José’s kids returned to classes nearly a full week after my students did, and he tells me of their various adventures. Their first day of classes, it rained, a frog-strangler that came just as José was dropping me off that lasted until right before the first bell rang an hour or so later.   I stood in the hallway outside my classroom with the yearbook camera trying to capture the sheets of rain in the floodlights above the campus quad, while across town, José’s three kids offered to walk the last blocks to school because the line of cars was impossibly long. He made them stay in the car, and told me that he told them that being late on the first day wouldn’t be that big a deal, especially not in the rain.
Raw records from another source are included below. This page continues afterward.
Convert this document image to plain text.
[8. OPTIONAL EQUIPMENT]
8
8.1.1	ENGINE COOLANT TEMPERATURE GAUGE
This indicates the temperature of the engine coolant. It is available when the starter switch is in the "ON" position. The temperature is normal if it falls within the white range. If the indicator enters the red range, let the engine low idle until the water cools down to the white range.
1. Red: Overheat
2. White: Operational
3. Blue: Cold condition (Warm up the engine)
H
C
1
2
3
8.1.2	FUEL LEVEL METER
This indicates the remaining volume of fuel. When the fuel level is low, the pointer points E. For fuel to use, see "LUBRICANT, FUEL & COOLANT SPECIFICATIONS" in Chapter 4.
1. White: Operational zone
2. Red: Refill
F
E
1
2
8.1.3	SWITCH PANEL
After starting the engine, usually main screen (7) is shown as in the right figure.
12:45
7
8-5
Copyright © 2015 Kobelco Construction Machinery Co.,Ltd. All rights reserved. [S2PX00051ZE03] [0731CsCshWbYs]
After giving up my feeble photographic efforts, I walked down the hallway to the teachers’ room and made myself a cup of coffee, and returned to the open-air hallway to sip liquid wakefulness and absorb the rain with my senses.  Later that day, I knew, when the rain had run out of the clouds, the sun would turn dampness into smothering humidity, but in that moment, with the sun barely peeking through the clouds over my shoulder, it was cool and there was time in the Chihuahuan desert morning to think, to feel and to breathe safe in the embrace of the Sierra Madre.  I would deal with the heat when it came, and marvel in the sketch of my shadow on the damp sidewalk as I found myself home again, wishing we could have a little more rain. ~LD

from EL DESIERTO NO ES PARA COBARDES
by Carlos Reyes Avila

“En el desierto todo tiene el mismo nombre
Díos y el diablo viven juntos
y andan de puntillas correteándose las sombras…

…vivimos demasiado cerca de dios y del diablo
hay que echar solo un ojo a la laguna
para ver la forma en que se dibuja
tu sombra sobre la arena…”

http://www.artecomunicarte.com/ObraDatosPAD3_L.php?Obr=16

from The Desert Isn’t for Cowards
rough translation (by me)

In the desert everything has the same name
God and the devil live together
And walk on tiptoe harassing the shade…

…We live too close to god and the devil
Just take one look at the Laguna
To see the way your shadow
Is sketched on the sand…

(Many thanks to Julio M. for the reminder about this poem, and the inspiration it brought today.)